The Princess eyed him for a moment, giving him the first really measuring look that he had gotten from her, then nodded. "All right. You may. I have a bit of time that I can spare, and it is clear it will be time well invested. Let me go and change, and I will send someone for you here."

He waited patiently, and in what he had come to think was a remarkably short period of time for a woman, a servant came to fetch him. The servant brought him to a room he recognized as a wealthy man's toy, a place indoors meant to practice sword work. Only a very, very wealthy person could afford a room with absolutely nothing in it but a pile of thick pads in one corner. Only the amazingly wealthy could afford the walls of mirrors. Or the multicandled things that lowered down from the ceiling to shed an even light at night. The Princess was waiting for him, with four guards this time; she was very sensibly dressed in buff-colored breeches and a linen tunic, a pair of sturdy boots, and with her hair braided up and pinned to her head.

The surprise was that the Godmother, in her guise of the Queen, was also there. She looked shockingly out of place in this very purposed room, in her elaborate black gown of the finest of silk and knitted lace. He grinned, and bowed. He decided on the spur of the moment that now was the time to let her know what he knew. He walked up to her, where she stood apart from the rest. "Hello, Godmother," he said cheerfully, in a voice too low to carry to the guards. She probably did not want them to know what she was, and she wouldn't thank him for letting the secret out of the bag.

The woman's eyes widened, but she gave no other indication that he had surprised her. Instead, she granted him a slow smile. Good. She wasn't angry. It wasn't wise to anger a Godmother. Anyone who could casually distribute cursed objects the way she had was someone he did not want to cross.

"And if I say that you are smarter than you look?"

"I'll thank you for it. Do you need any lessons?" he asked, with an inviting tilt of the head.

"Not really. I have magic." She flexed her fingers, and little crackles of lightning ran across the back of her knuckles. "But I am very interested in what you can show Rosa."

He nodded, and becoming all business, he turned back to face the waiting young woman and her entourage. "Then let us begin with the most common way someone is likely to attack the Princess. When she is alone, because she is in a great hurry, and in a passage she thinks is safe."

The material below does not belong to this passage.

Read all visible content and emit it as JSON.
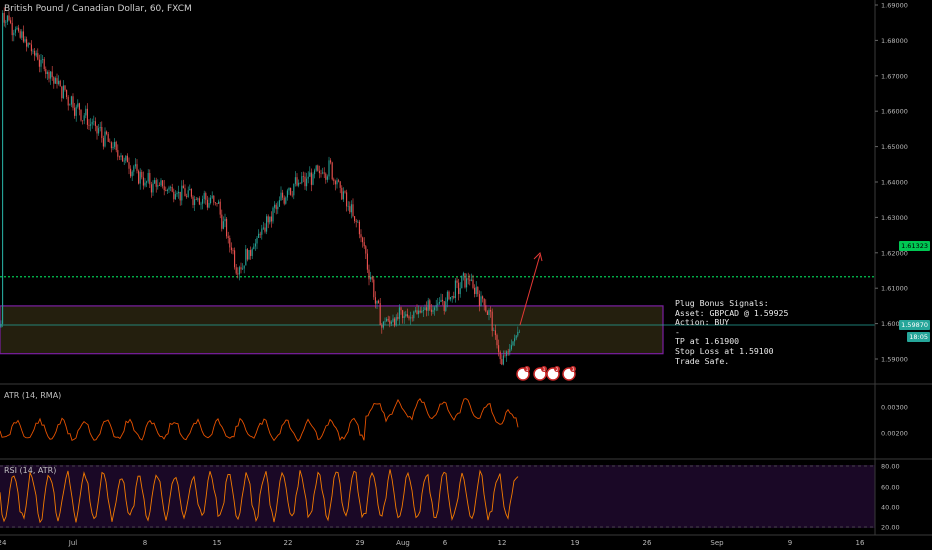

Rosa was not, and never had been, what anyone would consider fragile. She had gotten her share of bruises learning to handle sheep, she had fallen from jumping horses, she had gotten burns learning to cook over a hearth fire. But today she had learned that she was not nearly as hardy as she had thought that she was, and rather than making her feel frustrated, angry or afraid, the realization filled her with elation, because it meant that Siegfried was not holding back with her. He respected her enough and, for whatever selfish or unselfish reasons, wanted to see she was good enough to protect herself. If teaching her that meant that she got hurt, well, that was the cost of knowledge. She had known all her life that nothing in life came without a cost. She would far rather have a bruise now than face the Huntsman again and be unable to stop him or run from him.